Christians have been attacked in a refugee camp in Bangladesh set up for thousands of Rohingya forced to flee from Myanmar.
Human Rights Watch (HRW) has called on the authorities to ensure the safety of all refugees living in the Cox's Bazar camp after at least 22 Rohingya Christian families were attacked on January 27, and a Christian pastor and his 14-year-old daughter were abducted.
In other acts of violence, homes, a church and Christian school inside the camp were vandalised, and homes were looted.
The families targeted in the attack have since been relocated to a United Nations transit centre where they have filed a police case against 59 alleged assailants, HRW reports.
An ARSA representative denied the group's involvement and condemned the attacks on Christians, saying that such acts of violence would hinder the group's fight for Rohingya rights.

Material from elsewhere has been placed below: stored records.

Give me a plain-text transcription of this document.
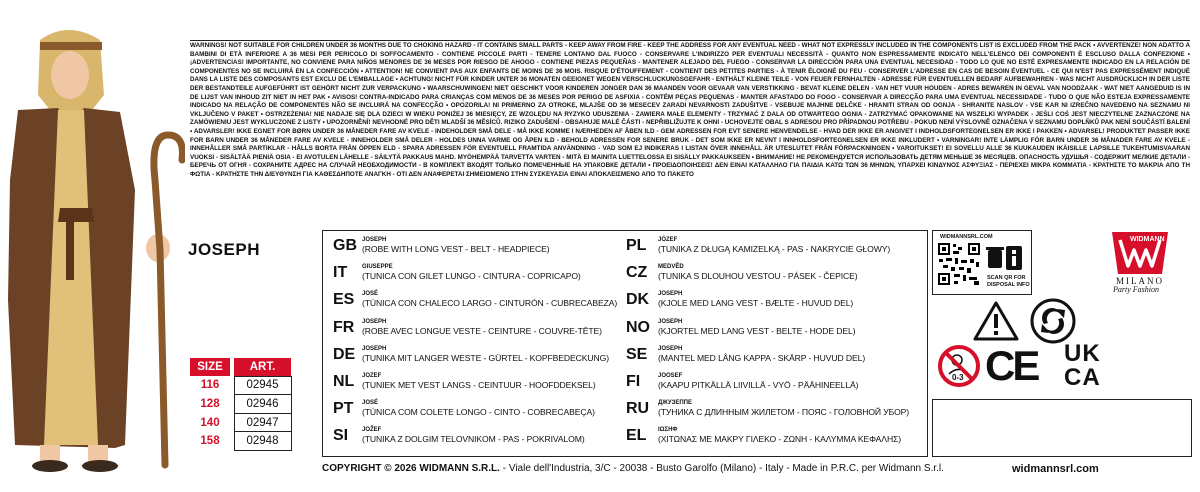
WARNINGS! NOT SUITABLE FOR CHILDREN UNDER 36 MONTHS DUE TO CHOKING HAZARD - IT CONTAINS SMALL PARTS - KEEP AWAY FROM FIRE - KEEP THE ADDRESS FOR ANY EVENTUAL NEED - WHAT NOT EXPRESSLY INCLUDED IN THE COMPONENTS LIST IS EXCLUDED FROM THE PACK • AVVERTENZE! NON ADATTO A BAMBINI DI ETÀ INFERIORE A 36 MESI PER PERICOLO DI SOFFOCAMENTO - CONTIENE PICCOLE PARTI - TENERE LONTANO DAL FUOCO - CONSERVARE L'INDIRIZZO PER EVENTUALI NECESSITÀ - QUANTO NON ESPRESSAMENTE INDICATO NELL'ELENCO DEI COMPONENTI È ESCLUSO DALLA CONFEZIONE • ¡ADVERTENCIAS! IMPORTANTE, NO CONVIENE PARA NIÑOS MENORES DE 36 MESES POR RIESGO DE AHOGO - CONTIENE PIEZAS PEQUEÑAS - MANTENER ALEJADO DEL FUEGO - CONSERVAR LA DIRECCIÓN PARA UNA EVENTUAL NECESIDAD - TODO LO QUE NO ESTÉ EXPRESAMENTE INDICADO EN LA RELACIÓN DE COMPONENTES NO SE INCLUIRÁ EN LA CONFECCIÓN • ATTENTION! NE CONVIENT PAS AUX ENFANTS DE MOINS DE 36 MOIS. RISQUE D'ÉTOUFFEMENT - CONTIENT DES PETITES PARTIES - À TENIR ÉLOIGNÉ DU FEU - CONSERVER L'ADRESSE EN CAS DE BESOIN ÉVENTUEL - CE QUI N'EST PAS EXPRESSÉMENT INDIQUÉ DANS LA LISTE DES COMPOSANTS EST EXCLU DE L'EMBALLAGE • ACHTUNG! NICHT FÜR KINDER UNTER 36 MONATEN GEEIGNET WEGEN VERSCHLUCKUNGSGEFAHR - ENTHÄLT KLEINE TEILE - VON FEUER FERNHALTEN - ADRESSE FÜR EVENTUELLEN BEDARF AUFBEWAHREN - WAS NICHT AUSDRÜCKLICH IN DER LISTE DER BESTANDTEILE AUFGEFÜHRT IST GEHÖRT NICHT ZUR VERPACKUNG • WAARSCHUWINGEN! NIET GESCHIKT VOOR KINDEREN JONGER DAN 36 MAANDEN VOOR GEVAAR VAN VERSTIKKING - BEVAT KLEINE DELEN - VAN HET VUUR HOUDEN - ADRES BEWAREN IN GEVAL VAN NOODZAAK - WAT NIET AANGEDUID IS IN DE LIJST VAN INHOUD ZIT NIET IN HET PAK • AVISOS! CONTRA-INDICADO PARA CRIANÇAS COM MENOS DE 36 MESES POR PERIGO DE ASFIXIA - CONTÉM PEÇAS PEQUENAS - MANTER AFASTADO DO FOGO - CONSERVAR A DIRECÇÃO PARA UMA EVENTUAL NECESSIDADE - TUDO O QUE NÃO ESTEJA EXPRESSAMENTE INDICADO NA RELAÇÃO DE COMPONENTES NÃO SE INCLUIRÁ NA CONFECÇÃO • OPOZORILA! NI PRIMERNO ZA OTROKE, MLAJŠE OD 36 MESECEV ZARADI NEVARNOSTI ZADUŠITVE - VSEBUJE MAJHNE DELČKE - HRANITI STRAN OD OGNJA - SHRANITE NASLOV - VSE KAR NI IZREČNO NAVEDENO NA SEZNAMU NI VKLJUČENO V PAKET • OSTRZEŻENIA! NIE NADAJE SIĘ DLA DZIECI W WIEKU PONIŻEJ 36 MIESIĘCY, ZE WZGLĘDU NA RYZYKO UDUSZENIA - ZAWIERA MAŁE ELEMENTY - TRZYMAĆ Z DALA OD OTWARTEGO OGNIA - ZATRZYMAĆ OPAKOWANIE NA WSZELKI WYPADEK - JEŚLI COŚ JEST NIECZYTELNE ZAZNACZONE NA ZAMÓWIENIU JEST WYKLUCZONE Z LISTY • UPOZORNĚNÍ! NEVHODNÉ PRO DĚTI MLADŠÍ 36 MĚSÍCŮ. RIZIKO ZADUŠENÍ - OBSAHUJE MALÉ ČÁSTI - NEPŘIBLIŽUJTE K OHNI - UCHOVEJTE OBAL S ADRESOU PRO PŘÍPADNOU POTŘEBU - POKUD NENÍ VÝSLOVNĚ OZNAČENA V SEZNAMU DOPLŇKŮ PAK NENÍ SOUČÁSTÍ BALENÍ • ADVARSLER! IKKE EGNET FOR BØRN UNDER 36 MÅNEDER FARE AV KVELE - INDEHOLDER SMÅ DELE - MÅ IKKE KOMME I NÆRHEDEN AF ÅBEN ILD - GEM ADRESSEN FOR EVT SENERE HENVENDELSE - HVAD DER IKKE ER ANGIVET I INDHOLDSFORTEGNELSEN ER IKKE I PAKKEN • ADVARSEL! PRODUKTET PASSER IKKE FOR BARN UNDER 36 MÅNEDER FARE AV KVELE - INNEHOLDER SMÅ DELER - HOLDES UNNA VARME OG ÅPEN ILD - BEHOLD ADRESSEN FOR SENERE BRUK - DET SOM IKKE ER NEVNT I INNHOLDSFORTEGNELSEN ER IKKE INKLUDERT • VARNINGAR! INTE LÄMPLIG FÖR BARN UNDER 36 MÅNADER FARE AV KVELE - INNEHÅLLER SMÅ PARTIKLAR - HÅLLS BORTA FRÅN ÖPPEN ELD - SPARA ADRESSEN FÖR EVENTUELL FRAMTIDA ANVÄNDNING - VAD SOM EJ INDIKERAS I LISTAN ÖVER INNEHÅLL ÄR UTESLUTET FRÅN FÖRPACKNINGEN • VAROITUKSET! EI SOVELLU ALLE 36 KUUKAUDEN IKÄISILLE LAPSILLE TUKEHTUMISVAARAN VUOKSI - SISÄLTÄÄ PIENIÄ OSIA - EI AVOTULEN LÄHELLE - SÄILYTÄ PAKKAUS MAHD. MYÖHEMPÄÄ TARVETTA VARTEN - MITÄ EI MAINITA LUETTELOSSA EI SISÄLLY PAKKAUKSEEN • ВНИМАНИЕ! НЕ РЕКОМЕНДУЕТСЯ ИСПОЛЬЗОВАТЬ ДЕТЯМ МЕНЬШЕ 36 МЕСЯЦЕВ. ОПАСНОСТЬ УДУШЬЯ - СОДЕРЖИТ МЕЛКИЕ ДЕТАЛИ - БЕРЕЧЬ ОТ ОГНЯ - СОХРАНИТЕ АДРЕС НА СЛУЧАЙ НЕОБХОДИМОСТИ - В КОМПЛЕКТ ВХОДЯТ ТОЛЬКО ПОМЕЧЕННЫЕ НА УПАКОВКЕ ДЕТАЛИ • ΠΡΟΕΙΔΟΠΟΙΗΣΕΙΣ! ΔΕΝ ΕΙΝΑΙ ΚΑΤΑΛΛΗΛΟ ΓΙΑ ΠΑΙΔΙΑ ΚΑΤΩ ΤΩΝ 36 ΜΗΝΩΝ, ΥΠΑΡΧΕΙ ΚΙΝΔΥΝΟΣ ΑΣΦΥΞΙΑΣ - ΠΕΡΙΕΧΕΙ ΜΙΚΡΑ ΚΟΜΜΑΤΙΑ - ΚΡΑΤΗΣΤΕ ΤΟ ΜΑΚΡΙΑ ΑΠΟ ΤΗ ΦΩΤΙΑ - ΚΡΑΤΗΣΤΕ ΤΗΝ ΔΙΕΥΘΥΝΣΗ ΓΙΑ ΚΑΘΕΣΔΗΠΟΤΕ ΑΝΑΓΚΗ - ΟΤΙ ΔΕΝ ΑΝΑΦΕΡΕΤΑΙ ΣΗΜΕΙΩΜΕΝΟ ΣΤΗΝ ΣΥΣΚΕΥΑΣΙΑ ΕΙΝΑΙ ΑΠΟΚΛΕΙΣΜΕΝΟ ΑΠΟ ΤΟ ΠΑΚΕΤΟ
JOSEPH	GB JOSEPH
(ROBE WITH LONG VEST - BELT - HEADPIECE)
IT GIUSEPPE
(TUNICA CON GILET LUNGO - CINTURA - COPRICAPO)
ES JOSÉ
(TÚNICA CON CHALECO LARGO - CINTURÓN - CUBRECABEZA)
FR JOSEPH
(ROBE AVEC LONGUE VESTE - CEINTURE - COUVRE-TÊTE)
DE JOSEPH
(TUNIKA MIT LANGER WESTE - GÜRTEL - KOPFBEDECKUNG)
NL JOZEF
(TUNIEK MET VEST LANGS - CEINTUUR - HOOFDDEKSEL)
PT JOSÉ
(TÚNICA COM COLETE LONGO - CINTO - COBRECABEÇA)
SI JOŽEF
(TUNIKA Z DOLGIM TELOVNIKOM - PAS - POKRIVALOM)
PL JÓZEF
(TUNIKA Z DŁUGĄ KAMIZELKĄ - PAS - NAKRYCIE GŁOWY)
CZ MEDVĚD
(TUNIKA S DLOUHOU VESTOU - PÁSEK - ČEPICE)
DK JOSEPH
(KJOLE MED LANG VEST - BÆLTE - HUVUD DEL)
NO JOSEPH
(KJORTEL MED LANG VEST - BELTE - HODE DEL)
SE JOSEPH
(MANTEL MED LÅNG KAPPA - SKÄRP - HUVUD DEL)
FI	JOOSEF
(KAAPU PITKÄLLÄ LIIVILLÄ - VYÖ - PÄÄHINEELLÄ)
RU ДЖУЗЕППЕ
(ТУНИКА С ДЛИННЫМ ЖИЛЕТОМ - ПОЯС - ГОЛОВНОЙ УБОР)
EL ΙΩΣΗΦ
(ΧΙΤΩΝΑΣ ΜΕ ΜΑΚΡΥ ΓΙΛΕΚΟ - ΖΩΝΗ - ΚΑΛΥΜΜΑ ΚΕΦΑΛΗΣ)
SIZE		ART.
116		02945
128		02946
140		02947
158		02948
WIDMANNSRL.COM
SCAN QR FOR
DISPOSAL INFO
WIDMANN
MILANO
Party Fashion
0-3 CE UK
CA
COPYRIGHT © 2026 WIDMANN S.R.L. - Viale dell'Industria, 3/C - 20038 - Busto Garolfo (Milano) - Italy - Made in P.R.C. per Widmann S.r.l.	widmannsrl.com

Roshida, wife of the missing pastor, fears that her husband has been killed and their daughter forced to convert to Islam.
"No one can give me any clear information, but my relatives told me that my daughter has been forced to convert to Islam and marry," she said, according to HRW.
The refugee camps in Myanmar are home to around 700,000 Rohingya, most of them Muslim. Christians account for only around 1,500 of the Rohingya resident in the camps.
One Christian resident said that camp officials "try to avoid our queries", while another said that Christians should "go to the moon" if they want to be safe.
HRW said: "The Bangladesh authorities should urgently locate Taher and his daughter and bring those responsible to justice. The government should also act immediately to protect all vulnerable groups in the country's refugee camps, including religious minorities like Rohingya Christians."
The report echoes concerns raised by Yanghee Lee, UN special rapporteur on the human rights situation in Myanmar, who recently said that Rohingya Christians are "in a most difficult position."
"They told me they were persecuted due to their religion by the Myanmar Government while they lived in Rakhine, and now they face hostility and violence from a small number of other camp residents. This worries me," Lee said.